Raporda yer alan tavsiyeler:

Hükümet veya kamu kuruluşlarının Protestan toplumunu ilgilendiren konulardaki çalışmalarında toplumumuzla diyalog halinde olması, önyargıların aşılmasına ve sorunların çözülmesine katkı sunacaktır. Yaşanılan tecrübeler göstermiştir ki, iletişim kanalları açık olduğunda birçok sorun hızlıca çözüme kavuşturulmuştur.

  • Hristiyanlara karşı hoşgörüsüzlük ve nefret suçlarının 2017 yılında da devam etmiş olması üzücüdür. Özellikle şikâyet konusu olan suçlarda, süreç hakkında mağdurların ve toplumun bilgilendirilmesi büyük önem taşımaktadır.
  • Türkiye’de tarihsel olarak kilise binaları bulunmayan Protestan toplumu için ibadet yeri kurma sorunu, yıllardır devam eden ve bir türlü çözüme kavuşturulamamış, dini dışa vurma hakkının temel bir unsuru olarak güncelliğini korumaktadır. Bu konuda acil olarak merkezi ve yerel yetkililerin gereken adımları atmaları gerekmektedir. Hristiyanların da mescit benzeri küçük ibadet yerleri kurabilmelerinin önü açılmalıdır. Belediyeler, Kültür Bakanlığı ve diğer resmi kuruluşlar, ellerinde bulunan ve amacı dışında kullanılan kilise binalarını en azından pazar günleri ve/veya dini bayramlarda kilise cemaatlerinin kullanımına açmalıdır.
  • Kilise derneklerinin yaşadığı sorunlar göz önüne alınarak, özellikle dini yayma ve ibadet konusunda haklarının güvence altına alınması gerekmektedir.
  • Diğer bir tüzel kişilik olarak kiliselerin vakıflaşmasının önü açılmalıdır.

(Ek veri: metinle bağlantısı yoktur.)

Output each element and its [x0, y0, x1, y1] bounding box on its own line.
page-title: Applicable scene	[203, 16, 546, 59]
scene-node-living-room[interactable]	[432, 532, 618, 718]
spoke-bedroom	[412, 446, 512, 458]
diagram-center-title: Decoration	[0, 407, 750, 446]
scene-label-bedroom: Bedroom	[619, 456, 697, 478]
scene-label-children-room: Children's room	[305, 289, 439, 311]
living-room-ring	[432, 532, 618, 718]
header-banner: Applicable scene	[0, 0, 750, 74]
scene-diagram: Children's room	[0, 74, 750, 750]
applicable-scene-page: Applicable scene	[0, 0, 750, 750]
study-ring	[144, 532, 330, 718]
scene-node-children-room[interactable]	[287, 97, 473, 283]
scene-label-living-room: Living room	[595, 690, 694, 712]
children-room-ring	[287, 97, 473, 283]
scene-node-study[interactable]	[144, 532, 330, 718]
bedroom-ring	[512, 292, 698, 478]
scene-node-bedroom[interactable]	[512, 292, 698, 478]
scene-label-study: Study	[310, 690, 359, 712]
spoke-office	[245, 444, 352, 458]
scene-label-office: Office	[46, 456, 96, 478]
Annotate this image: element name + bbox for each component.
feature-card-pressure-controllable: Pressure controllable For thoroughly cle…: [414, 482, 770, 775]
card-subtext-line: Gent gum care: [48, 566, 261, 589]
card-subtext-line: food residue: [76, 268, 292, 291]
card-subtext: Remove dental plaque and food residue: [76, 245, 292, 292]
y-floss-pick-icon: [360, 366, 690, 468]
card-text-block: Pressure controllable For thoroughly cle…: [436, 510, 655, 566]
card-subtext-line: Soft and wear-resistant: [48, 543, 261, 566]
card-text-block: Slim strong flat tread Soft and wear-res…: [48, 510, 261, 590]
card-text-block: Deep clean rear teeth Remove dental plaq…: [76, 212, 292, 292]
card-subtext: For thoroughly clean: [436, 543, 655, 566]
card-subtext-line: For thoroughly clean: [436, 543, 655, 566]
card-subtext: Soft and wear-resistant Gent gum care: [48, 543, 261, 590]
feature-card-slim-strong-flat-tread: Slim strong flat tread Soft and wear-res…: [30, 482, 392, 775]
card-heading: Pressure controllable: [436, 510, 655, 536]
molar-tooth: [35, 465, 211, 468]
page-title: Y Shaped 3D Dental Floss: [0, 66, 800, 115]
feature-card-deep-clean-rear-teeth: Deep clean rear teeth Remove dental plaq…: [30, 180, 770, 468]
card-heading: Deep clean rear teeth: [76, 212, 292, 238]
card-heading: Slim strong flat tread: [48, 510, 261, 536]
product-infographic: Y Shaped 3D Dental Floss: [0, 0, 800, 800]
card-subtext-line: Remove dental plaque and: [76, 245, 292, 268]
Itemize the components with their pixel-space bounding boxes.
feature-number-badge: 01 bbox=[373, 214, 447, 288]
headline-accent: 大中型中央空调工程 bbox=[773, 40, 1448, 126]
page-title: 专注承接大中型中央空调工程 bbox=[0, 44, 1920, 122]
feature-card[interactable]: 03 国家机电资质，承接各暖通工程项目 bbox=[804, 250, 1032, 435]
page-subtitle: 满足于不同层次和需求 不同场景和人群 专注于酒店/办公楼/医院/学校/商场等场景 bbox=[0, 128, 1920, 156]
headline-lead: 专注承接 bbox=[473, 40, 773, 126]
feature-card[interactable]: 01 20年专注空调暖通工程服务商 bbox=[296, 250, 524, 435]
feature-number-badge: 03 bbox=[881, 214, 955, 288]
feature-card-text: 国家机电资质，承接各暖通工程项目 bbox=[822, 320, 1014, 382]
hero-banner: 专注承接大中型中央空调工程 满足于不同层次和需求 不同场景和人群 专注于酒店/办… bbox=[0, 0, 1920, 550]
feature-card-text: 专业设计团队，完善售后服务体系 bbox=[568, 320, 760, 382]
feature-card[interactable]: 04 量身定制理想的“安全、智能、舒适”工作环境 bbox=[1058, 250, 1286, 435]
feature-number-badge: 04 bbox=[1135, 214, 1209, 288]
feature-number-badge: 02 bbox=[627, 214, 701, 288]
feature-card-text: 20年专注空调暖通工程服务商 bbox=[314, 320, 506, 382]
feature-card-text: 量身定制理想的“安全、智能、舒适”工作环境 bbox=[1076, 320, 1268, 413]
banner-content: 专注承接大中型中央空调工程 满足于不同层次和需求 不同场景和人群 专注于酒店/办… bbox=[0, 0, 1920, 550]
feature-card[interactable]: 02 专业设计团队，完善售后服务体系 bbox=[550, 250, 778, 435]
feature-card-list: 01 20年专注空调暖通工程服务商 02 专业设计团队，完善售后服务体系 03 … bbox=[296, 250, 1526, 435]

  • İnsan hakları eğitimi çerçevesinde, ilgili kamu görevlilerine din ve vicdan özgürlüğü hakkının içeriği konusunda eğitim verilmelidir.
  • Milli Eğitim Bakanlığı’nın, Hristiyan ailelerin ve çocukların maruz kaldıkları ve maruz kalma riskleri bulunan sosyal baskıyı ve damgalanmayı göz önünde bulundurarak, şikâyet edilmesini beklemeden, okullarda ve sınıflarda gayrimüslim öğrencilerin haklarını gözetmesi ve okulları muafiyet konusunda düzenli olarak bilgilendirmesi beklenmektedir. Bir arada yaşamaya ve inançlara saygıya dayalı kültürün gelişmesi konusunda temenninin ötesinde adımlar atılmalı ve uygulama denetlenmelidir.
  • Toplum içinde farklı dinlere mensup kişilere karşı anlayış ve bu kişilerin de Türkiye Cumhuriyeti vatandaşı olarak eşit haklara sahip olduğu fikri ve bir arada yaşama kültürü, başta Milli Eğitim Bakanlığı aracılığıyla olmak üzere, merkezi ve yerel yönetimlerce aktif olarak gündeme getirilmeli ve teşvik edilmelidir.
  • İfade ve basın özgürlüğüne saygı çerçevesinde, medyada yer alan hoşgörüsüzlüğe, nefret söylemine, kışkırtmaya ve ayrımcılığa neden olabilecek yazılı ve görsel yayınlar hakkında, hızlı ve etkin bir şekilde denetim mekanizması kurulması gerekmektedir. Adli makamların şikâyet beklemeden nefret suçları ve söylemleri ile ilgili resen harekete geçmeleri sağlanmalıdır.